Memory flooded her and sleep fled. A nightmare, she must have dreamed….
She reached out to the ground next to where she lay, and it was cold, cold. No one had lain beside her in the night. John was not there, had not been there. The chill seeped up from the ground and into her body despite the blanket, but she did not move to rise.
And later:
Ellen looked away from the fire, off among the trees. She forgot, when she was tired, or preoccupied; she still expected John to come walking into camp, to crouch briefly at the fire and meet her eyes across it. She could see the light in his eyes and the grin that he kept for her alone. She had so much to tell him: how his horse was behaving, how heavy the mail was, how trying it was keeping the petty differences among the rebels from flaring into quarrels. In her mind’s eye, John’s grin widened to a smile and he stood to come to her, and an owl called nearby. Rainwater dripped from an overhanging branch and trickled down the side of her face; it was cold. She shivered, and went to wake Thomas for the next watch.
Susan, is she the type of character who would feel guilty or otherwise convicted of her lack of mourning--in the way one would mourn a much beloved spouse?
Also, the pallet in the room with Alex and Helen...I know I haven't read all of your story, but are Alex and Helen married? If so, would she suggest she keep watch over the children, and given them the privacy of her bed, no matter how cramped?
That's beautiful stuff, Beverly.
Also, the pallet in the room with Alex and Helen...I know I haven't read all of your story, but are Alex and Helen married? If so, would she suggest she keep watch over the children, and given them the privacy of her bed, no matter how cramped?
That's a good idea.
Susan, is she the type of character who would feel guilty or otherwise convicted of her lack of mourning--in the way one would mourn a much beloved spouse?
Hmm. I think she's too pragmatic for that.
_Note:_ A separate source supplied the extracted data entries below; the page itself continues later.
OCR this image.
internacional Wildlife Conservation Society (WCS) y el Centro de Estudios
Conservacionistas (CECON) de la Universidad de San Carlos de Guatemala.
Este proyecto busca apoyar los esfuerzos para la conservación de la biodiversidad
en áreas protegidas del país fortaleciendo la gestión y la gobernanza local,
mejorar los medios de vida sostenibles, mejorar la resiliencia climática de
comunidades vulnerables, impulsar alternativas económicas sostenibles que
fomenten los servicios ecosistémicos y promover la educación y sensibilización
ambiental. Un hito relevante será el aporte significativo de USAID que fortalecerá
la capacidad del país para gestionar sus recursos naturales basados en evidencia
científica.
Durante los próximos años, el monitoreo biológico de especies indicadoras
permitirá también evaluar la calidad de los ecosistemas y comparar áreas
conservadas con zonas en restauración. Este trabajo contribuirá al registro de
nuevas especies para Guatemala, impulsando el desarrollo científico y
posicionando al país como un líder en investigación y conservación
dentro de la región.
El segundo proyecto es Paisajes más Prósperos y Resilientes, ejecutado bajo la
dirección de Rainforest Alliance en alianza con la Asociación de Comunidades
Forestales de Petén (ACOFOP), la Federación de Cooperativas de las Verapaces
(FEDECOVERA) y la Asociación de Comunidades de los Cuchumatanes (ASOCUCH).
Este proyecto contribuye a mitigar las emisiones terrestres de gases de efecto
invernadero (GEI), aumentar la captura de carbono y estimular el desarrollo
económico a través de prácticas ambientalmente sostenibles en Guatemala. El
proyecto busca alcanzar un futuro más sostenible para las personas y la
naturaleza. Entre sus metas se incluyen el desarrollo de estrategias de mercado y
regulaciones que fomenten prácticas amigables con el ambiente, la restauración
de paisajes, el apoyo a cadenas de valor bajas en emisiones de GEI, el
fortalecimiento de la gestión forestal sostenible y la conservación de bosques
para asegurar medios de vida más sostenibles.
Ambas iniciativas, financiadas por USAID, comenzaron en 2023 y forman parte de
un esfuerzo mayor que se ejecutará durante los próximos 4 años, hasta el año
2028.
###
What she would feel, though, is guilt over putting herself in a position where she can't feel more mournful. She'd wish with even greater strength than before that she hadn't rushed into the marriage, she'd reflect back and wonder if there was anything she could've done differently to enable them to find some kind of harmony, etc. Does that make sense?
I think I might have managed to find something to help me tie Anna's feelings back to my own life, and it was hinted at in this week's drabble--how I felt in the immediate aftermath of 9/11. It wasn't that I wasn't upset, stunned, and grieved--it's just that the way I expressed it, and what I felt should be appropriate institutional responses, were so out of synch with what came to be the general consensus that I kept saying the wrong things which resulted in everything from strange looks to out-and-out accusations that I was a heartless, shallow person who didn't grasp the scope of the tragedy. (That last because I was indignant that people wanted to cancel the rest of the baseball season.) I still get upset just thinking about it. Anyway, maybe I can do something with that out-of-synch feeling, though Anna's circumstances are different in that she knows the rules of being a widow, while AFAICT the only thing that made my 9/11 reactions "wrong" was the fact they ended up being a minority response to unprecedented events.
Susan, I also had some minority reactions to 9/11 and got the stares. I'm sitting her nodding.
A word of caution, though: keep a very close eye on just how much introspection you have her delving into. If she doesn't do more of it during the book, it will stick out like a sore thumb, and appear to be the author writing the author, not the character being the character. Also, if she is going to show those introspective tendencies throughout the book, be very careful about how you write Jack. Two introspective characters will stand a good shot of getting you raised eyebrows, and also have the potential to bury a lot of the action in the story itself.